What’s new? Christopher Waller, a member of the Board of Governors of the US Federal Reserve System (Fed), said that the regulation of the cryptocurrency market is not done to protect sophisticated investors, but “to protect the rest of us.” He made this statement at a virtual event organized by the Swiss National Bank (SNB) and the Center for Innovative Finance (CIF) as part of the SNB-CIF Conference on Cryptoassets and Financial Innovation.

Waller’s speech at the conference

What else did the Fed spokesperson say? According to Waller, if it was only about experienced investors who are comfortable with risk, then controls might not have been necessary.

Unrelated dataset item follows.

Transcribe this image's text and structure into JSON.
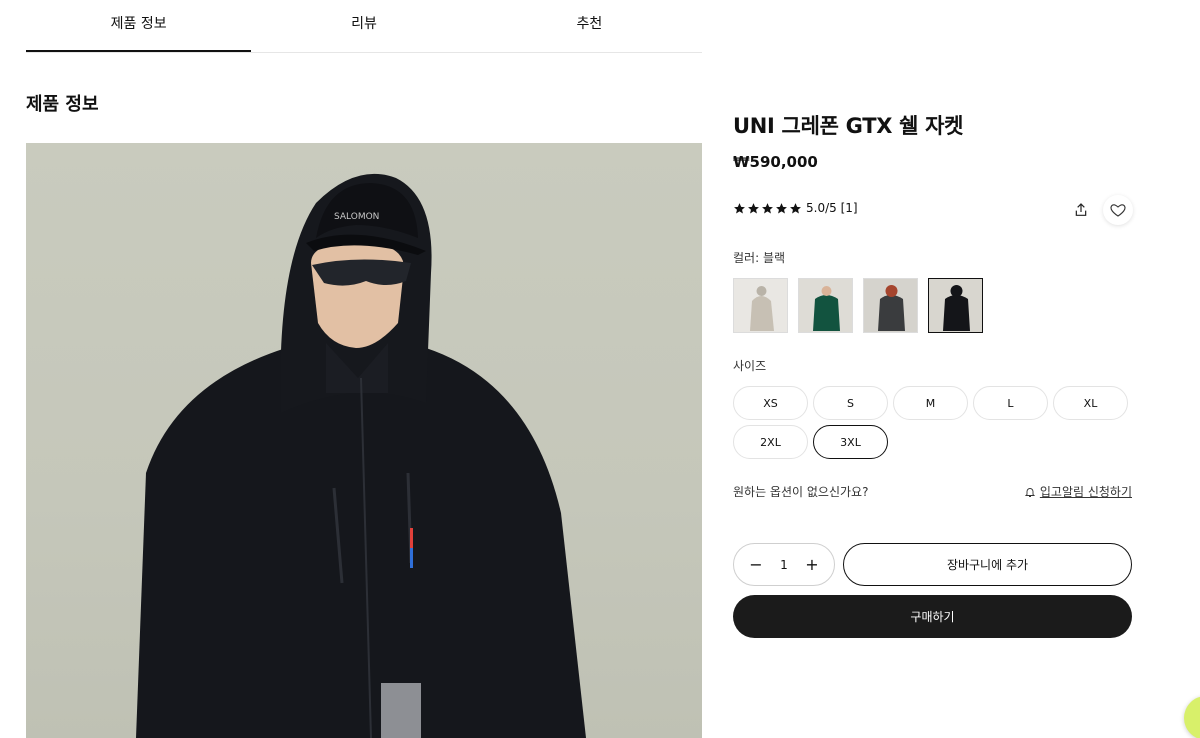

“New retail users, by definition, do not have crypto experience. They don’t know how to independently buy a crypto asset, how to obtain and protect a private key, how to conduct trades on a DeFi protocol, or how to write a smart contract.”

Waller noted that even experienced investors sometimes try to “socialize the losses” when they are too large. As an example, he cited the situation where users of the Terra ecosystem started seeking restitution after the TerraUST stablecoin collapsed. He added:

“If we want to allow broad access to the crypto ecosystem, then the question isn’t about what experienced users of that ecosystem want—it’s about what the rest of the public needs to have confidence in the ecosystem’s safety.”

Earlier, European Central Bank President Christine Lagarde said that cryptocurrencies are not secured and should be regulated to protect investors from speculation. After that G7 countries called to accelerate the “development and implementation of consistent and comprehensive regulation” of cryptocurrencies.